Luego de un día para otro ya no les gusta el aguacate, o las aceitunas, o el atún, o el chocolate, o cualquier cosa que en sus pequeñas mentes se mete como un cybervirus que desprograma todo. Y allá va una a practicar el yoga, la meditación o el alcoholismo y cosas peores, y todo lo que tengamos al alcance para ampliar nuestra paciencia. Y de pronto las etapas de preadolescencia. Esas en las que no se saben limpiar bien la cola, ni los mocos, y ya te azotan la puerta. Te contestan, refutan todo lo que dices, cuestionan y lo peor de todo es que la mayoría de las veces esos mocosos y mocosas tienen razón ¡plop!

De veras que es bien cansado ser madre. Dijo la mía… ¡no son enchiladas! Aunque les confieso que a estas alturas me ha resultado más fácil hacer hijos que enchiladas. Pero entiendo la idea. El caso es que para ser madre hay se ser bien rifada, estar atenta siempre, tener capacidad para lidiar con otras miles de cosas a la vez como el marido o el novio (o ambos), que por lo general son bastante demandantes, por no decir jodones, y luego cuente usted el número de hijos, y la casa, la ropa, los trastes, la comida, la escuela, las tareas, el trabajo de oficina (mis respetos para las mujeres que además tienen ese horario y tareas fuera de casa) y que aparte hay que estar uno bien vestida y sonriente, y flaca, no olvidemos esta parte. No pinches mamen. Y que el 10 de mayo no es suficiente, es una bazofia, es un absurdo, que nada nos regresa el esfuerzo, el desgaste, la dedicación.

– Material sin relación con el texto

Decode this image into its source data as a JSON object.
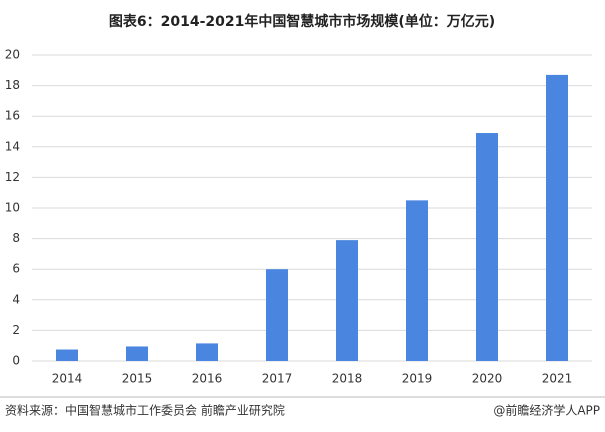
{
  "chart_data": {
    "type": "bar",
    "title": "图表6：2014-2021年中国智慧城市市场规模(单位：万亿元)",
    "categories": [
      "2014",
      "2015",
      "2016",
      "2017",
      "2018",
      "2019",
      "2020",
      "2021"
    ],
    "values": [
      0.75,
      0.95,
      1.15,
      6.0,
      7.9,
      10.5,
      14.9,
      18.7
    ],
    "color": "#4a86e0",
    "ylim": [
      0,
      20
    ],
    "yticks": [
      0,
      2,
      4,
      6,
      8,
      10,
      12,
      14,
      16,
      18,
      20
    ],
    "grid": true
  },
  "footer": {
    "source": "资料来源：中国智慧城市工作委员会 前瞻产业研究院",
    "credit": "@前瞻经济学人APP"
  }
}
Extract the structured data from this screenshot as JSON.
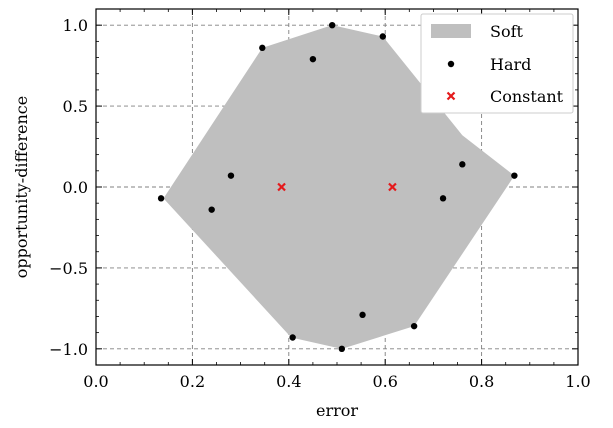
{
  "chart_data": {
    "type": "scatter",
    "xlabel": "error",
    "ylabel": "opportunity-difference",
    "xlim": [
      0.0,
      1.0
    ],
    "ylim": [
      -1.1,
      1.1
    ],
    "x_ticks": [
      {
        "value": 0.0,
        "label": "0.0"
      },
      {
        "value": 0.2,
        "label": "0.2"
      },
      {
        "value": 0.4,
        "label": "0.4"
      },
      {
        "value": 0.6,
        "label": "0.6"
      },
      {
        "value": 0.8,
        "label": "0.8"
      },
      {
        "value": 1.0,
        "label": "1.0"
      }
    ],
    "y_ticks": [
      {
        "value": -1.0,
        "label": "−1.0"
      },
      {
        "value": -0.5,
        "label": "−0.5"
      },
      {
        "value": 0.0,
        "label": "0.0"
      },
      {
        "value": 0.5,
        "label": "0.5"
      },
      {
        "value": 1.0,
        "label": "1.0"
      }
    ],
    "grid": true,
    "legend_position": "top-right",
    "series": [
      {
        "name": "Soft",
        "kind": "area",
        "color": "#bfbfbf",
        "points": [
          [
            0.14,
            -0.07
          ],
          [
            0.345,
            0.86
          ],
          [
            0.49,
            1.0
          ],
          [
            0.595,
            0.93
          ],
          [
            0.76,
            0.32
          ],
          [
            0.868,
            0.07
          ],
          [
            0.66,
            -0.86
          ],
          [
            0.51,
            -1.0
          ],
          [
            0.405,
            -0.93
          ]
        ]
      },
      {
        "name": "Hard",
        "kind": "scatter",
        "color": "#000000",
        "points": [
          [
            0.49,
            1.0
          ],
          [
            0.595,
            0.93
          ],
          [
            0.345,
            0.86
          ],
          [
            0.45,
            0.79
          ],
          [
            0.76,
            0.14
          ],
          [
            0.868,
            0.07
          ],
          [
            0.28,
            0.07
          ],
          [
            0.135,
            -0.07
          ],
          [
            0.72,
            -0.07
          ],
          [
            0.24,
            -0.14
          ],
          [
            0.553,
            -0.79
          ],
          [
            0.66,
            -0.86
          ],
          [
            0.408,
            -0.93
          ],
          [
            0.51,
            -1.0
          ]
        ]
      },
      {
        "name": "Constant",
        "kind": "scatter",
        "marker": "x",
        "color": "#e41a1c",
        "points": [
          [
            0.385,
            0.0
          ],
          [
            0.615,
            0.0
          ]
        ]
      }
    ]
  }
}
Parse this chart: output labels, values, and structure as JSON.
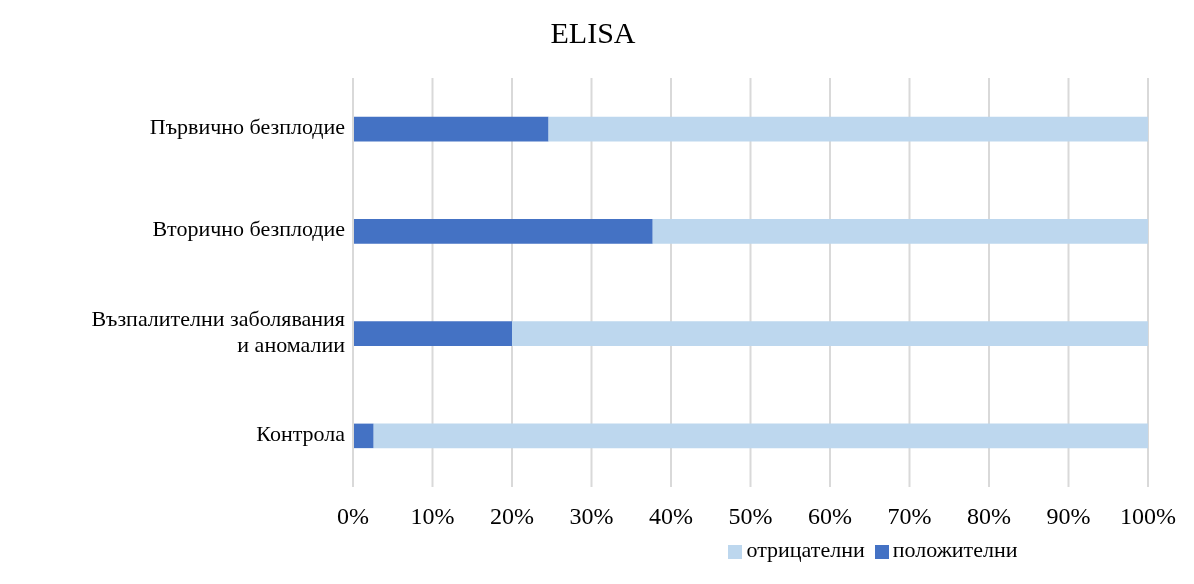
{
  "chart_data": {
    "type": "bar",
    "title": "ELISA",
    "orientation": "horizontal",
    "stacked": true,
    "categories": [
      "Първично безплодие",
      "Вторично безплодие",
      "Възпалителни заболявания и аномалии",
      "Контрола"
    ],
    "series": [
      {
        "name": "положителни",
        "color": "#4472c4",
        "values": [
          24.6,
          37.7,
          20,
          2.6
        ]
      },
      {
        "name": "отрицателни",
        "color": "#bdd7ee",
        "values": [
          75.4,
          62.3,
          80,
          97.4
        ]
      }
    ],
    "xlim": [
      0,
      100
    ],
    "xticks": [
      {
        "value": 0,
        "label": "0%"
      },
      {
        "value": 10,
        "label": "10%"
      },
      {
        "value": 20,
        "label": "20%"
      },
      {
        "value": 30,
        "label": "30%"
      },
      {
        "value": 40,
        "label": "40%"
      },
      {
        "value": 50,
        "label": "50%"
      },
      {
        "value": 60,
        "label": "60%"
      },
      {
        "value": 70,
        "label": "70%"
      },
      {
        "value": 80,
        "label": "80%"
      },
      {
        "value": 90,
        "label": "90%"
      },
      {
        "value": 100,
        "label": "100%"
      }
    ],
    "grid": "x",
    "legend": "bottom"
  }
}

Que, si hay que celebrar a las madres, eso, es tarea de todos los pinches días. Pero que, si eres una madre como yo, que no necesita recompensa, que, si se acuerdan o no, si te compensan o no, si te regalan o no, no importa, mientras ellos (los hijes) caminen seguros, alegres, felices y plenos, mientras no hagan pendejadas, ya está uno del otro lado, dando gracias y con eso yo me quedo satisfecha y descanso contenta y en paz.

Elena Hernandez

Nací un soleado día de abril, hace casi 36 años, la mayor de una familia que parece común pero no lo es tanto, llena de personajes interesantes como seguro cada familia tiene los suyos. Arquitecta de profesión, madre de corazón y soñadora por convicción. Hoy dejo la puerta entreabierta para que te asomes un poco a mi mundo, mis vivencias, mis alegrías, mis penas, y descubras conmigo este pedacito de mí antes de que se esfume con el viento.